Travailleurs sociaux des CPAS, secret professionnel et lutte contre le terrorisme : une circulaire (très) attendue a été envoyée aux CPAS

Cet article a été publié dans la revue Bulletin juridique et social (www.lebulltin.be), en abrégé B.J.S., n°2017/595, parue aux éditions ANTHEMIS.

Sauf pour témoigner en justice et si la loi les y oblige, les personnes qui sont dépositaires, par état ou par profession, des secrets qu’on leur confie ne peuvent révéler ceux-ci. Elles sont tenues par le secret professionnel dont la violation est sanctionnée pénalement (article 458 du Code pénal). De très nombreuses personnes sont susceptibles d’être concernées par cette obligation, dont les travailleurs sociaux des CPAS.

Une loi du 17 mai 2017 (Loi du 17 mai 2017 modifiant le Code d’instruction criminelle en vue de promouvoir la lutte contre le terrorisme. Elle est entrée en vigueur le 1er septembre 2017) instaure une exception et ‘lève’ cette obligation de secret professionnel dans le chef des institutions de sécurité sociale dans un cadre matériel restreint : la lutte contre les infractions terroristes.

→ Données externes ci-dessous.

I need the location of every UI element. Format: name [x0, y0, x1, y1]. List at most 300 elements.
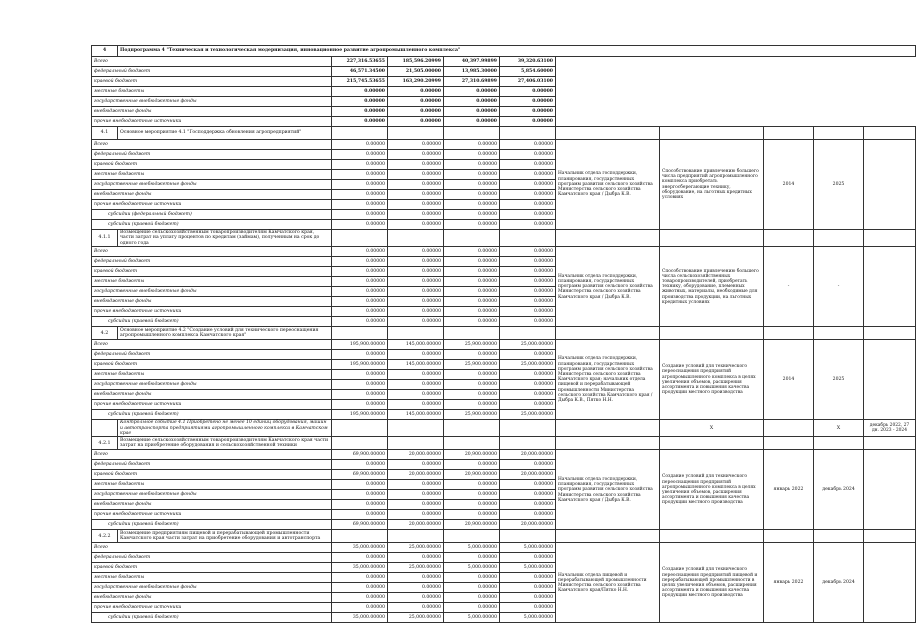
- budget-value: 0.00000: [444, 317, 500, 327]
- budget-value: 0.00000: [388, 117, 444, 127]
- empty-cell: [444, 327, 500, 340]
- empty-cell: [500, 530, 556, 543]
- budget-value: 0.00000: [388, 247, 444, 257]
- budget-source-label: федеральный бюджет: [92, 460, 332, 470]
- budget-value: 20,000.00000: [500, 520, 556, 530]
- empty-cell: [764, 530, 814, 543]
- empty-cell: [388, 530, 444, 543]
- empty-cell: [814, 127, 864, 140]
- budget-value: 0.00000: [444, 370, 500, 380]
- budget-value: 0.00000: [500, 350, 556, 360]
- budget-value: 0.00000: [500, 210, 556, 220]
- checkpoint-date: декабрь 2022, 27 дн. 2023 - 2024: [864, 420, 916, 437]
- empty-cell: [556, 57, 916, 127]
- budget-value: 0.00000: [388, 210, 444, 220]
- empty-cell: [764, 420, 814, 437]
- start-date: 2014: [764, 340, 814, 420]
- budget-value: 0.00000: [332, 500, 388, 510]
- budget-value: 0.00000: [444, 170, 500, 180]
- budget-value: 0.00000: [388, 307, 444, 317]
- budget-value: 0.00000: [444, 107, 500, 117]
- end-date: -: [814, 247, 864, 327]
- budget-value: 0.00000: [388, 460, 444, 470]
- budget-value: 20,900.00000: [444, 520, 500, 530]
- budget-source-label: прочие внебюджетные источники: [92, 200, 332, 210]
- budget-value: 0.00000: [500, 87, 556, 97]
- budget-value: 0.00000: [332, 87, 388, 97]
- budget-value: 0.00000: [388, 390, 444, 400]
- expected-result: Создание условий для технического переоснащения предприятий пищевой и перерабатывающей промышленности в целях увеличения объемов, расширения ассортимента и повышения качества продукции местного производства: [660, 543, 764, 623]
- budget-value: 0.00000: [388, 593, 444, 603]
- empty-cell: [556, 530, 660, 543]
- budget-value: 0.00000: [444, 307, 500, 317]
- budget-value: 0.00000: [388, 87, 444, 97]
- empty-cell: [444, 530, 500, 543]
- empty-cell: [388, 437, 444, 450]
- budget-value: 0.00000: [332, 200, 388, 210]
- budget-value: 0.00000: [500, 97, 556, 107]
- budget-source-label: внебюджетные фонды: [92, 297, 332, 307]
- budget-value: 0.00000: [444, 490, 500, 500]
- budget-value: 0.00000: [444, 593, 500, 603]
- budget-value: 39,320.63100: [500, 57, 556, 67]
- budget-value: 5,000.00000: [444, 563, 500, 573]
- budget-value: 69,900.00000: [332, 520, 388, 530]
- budget-source-label: Всего: [92, 247, 332, 257]
- budget-value: 0.00000: [388, 267, 444, 277]
- empty-cell: [556, 127, 660, 140]
- budget-value: 163,290.20999: [388, 77, 444, 87]
- event-index: 4.1.1: [92, 230, 118, 247]
- budget-source-label: местные бюджеты: [92, 480, 332, 490]
- empty-cell: [814, 437, 864, 450]
- budget-value: 0.00000: [388, 220, 444, 230]
- budget-value: 0.00000: [500, 370, 556, 380]
- empty-cell: [864, 140, 916, 230]
- event-title: Возмещение предприятиям пищевой и перерабатывающей промышленности Камчатского края части затрат на приобретение оборудования и автотранспорта: [118, 530, 332, 543]
- budget-value: 195,900.00000: [332, 360, 388, 370]
- end-date: декабрь 2024: [814, 450, 864, 530]
- budget-value: 25,000.00000: [500, 410, 556, 420]
- empty-cell: [556, 437, 660, 450]
- budget-value: 0.00000: [388, 190, 444, 200]
- budget-value: 5,854.60000: [500, 67, 556, 77]
- budget-value: 0.00000: [388, 317, 444, 327]
- empty-cell: [660, 230, 764, 247]
- budget-value: 0.00000: [444, 277, 500, 287]
- budget-value: 0.00000: [500, 140, 556, 150]
- budget-value: 0.00000: [388, 200, 444, 210]
- budget-source-label: краевой бюджет: [92, 563, 332, 573]
- budget-value: 0.00000: [388, 257, 444, 267]
- budget-value: 20,000.00000: [500, 450, 556, 460]
- budget-value: 20,900.00000: [444, 450, 500, 460]
- budget-value: 35,000.00000: [332, 613, 388, 623]
- budget-source-label: прочие внебюджетные источники: [92, 603, 332, 613]
- budget-value: 0.00000: [444, 573, 500, 583]
- budget-value: 0.00000: [500, 380, 556, 390]
- expected-result: Создание условий для технического переоснащения предприятий агропромышленного комплекса в целях увеличения объемов, расширения ассортимента и повышения качества продукции местного производства: [660, 340, 764, 420]
- empty-cell: [556, 327, 660, 340]
- budget-value: 0.00000: [444, 97, 500, 107]
- budget-value: 0.00000: [388, 583, 444, 593]
- budget-value: 0.00000: [388, 603, 444, 613]
- budget-value: 27,406.03100: [500, 77, 556, 87]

Le SPP Intégration sociale a rédigé une circulaire à l’attention des CPAS afin de donner quelques balises (Disponible à l’adresse internet suivante : https://www.mi-is.be/fr/reglementations/circulaire-relative-la-mise-en-oeuvre-de-la-loi-du-17-mai-2017-modifiant-le-code). Après avoir rappelé le contenu du nouvel article 46bis/I du Code d’instruction criminelle ainsi que la notion d’infraction terroriste (contenue à l’article 137 du Code pénal), la circulaire précise le contenu des obligations de communication, passive et active, d’informations qui s’imposent aux institutions de sécurité sociale.

Premièrement, une obligation d’information passive est mise à charge des institutions de sécurité sociale en ce que celles-ci doivent communiquer au procureur du Roi qui en fait la demande, écrite et motivée, les renseignements administratifs qu’il juge nécessaires dans le cadre de la recherche d’infractions terroristes.

La circulaire précise que cette demande et son suivi seront gérés par le directeur général ou le président. La demande du parquet doit comporter une description précise des renseignements demandés ainsi que la forme dans laquelle ceux-ci seront communiqués.

La demande ne saurait porter que sur des renseignements à caractère administratif dont la circulaire donne quelques exemples (Est-ce que le domicile et la résidence de l’intéressé sont identiques ? Perçoit-il un RIS et dans l’affirmative à quel taux ?). Il est donc exclu de communiquer les confidences de l’intéressé, des informations sur son état d’esprit, sa psychologie, son attitude lors des entretiens et bien entendu les données médicales.

Les informations doivent être communiquées « sans délai » c’est-à-dire le plus vite possible. La circulaire recommande de mettre en place une procédure spécifique afin que chaque agent sache clairement la voie hiérarchique à respecter en présence d’une telle demande.

Les personnes du CPAS qui ont connaissance de la demande du parquet ou y prêtent leurs concours (et donc pas seulement le directeur général ou le président…) sont tenues par le secret professionnel... En outre, les personnes dont la collaboration est nécessaire pour fournir les informations au parquet (et donc, ici encore, pas seulement le directeur général ou le président…) peuvent se voir infliger une amende si elles refusent de transmettre celles-ci.

Deuxièmement, une obligation d’information active est mise à charge de tout membre du personnel d’un CPAS qui prend connaissance d’une ou de plusieurs informations pouvant constituer des indices sérieux d’une infraction terroriste. Il est recommandé au membre du personnel concerné de néanmoins consulter sa hiérarchie, ‘sauf si les circonstances ou le degré d’urgence l’en empêchent’. Cette communication doit se faire au parquet compétent sur le champ. Fort opportunément, cette obligation, qui implique la mise en œuvre de notions juridiques complexes, n’est quant à elle pas sanctionnée pénalement.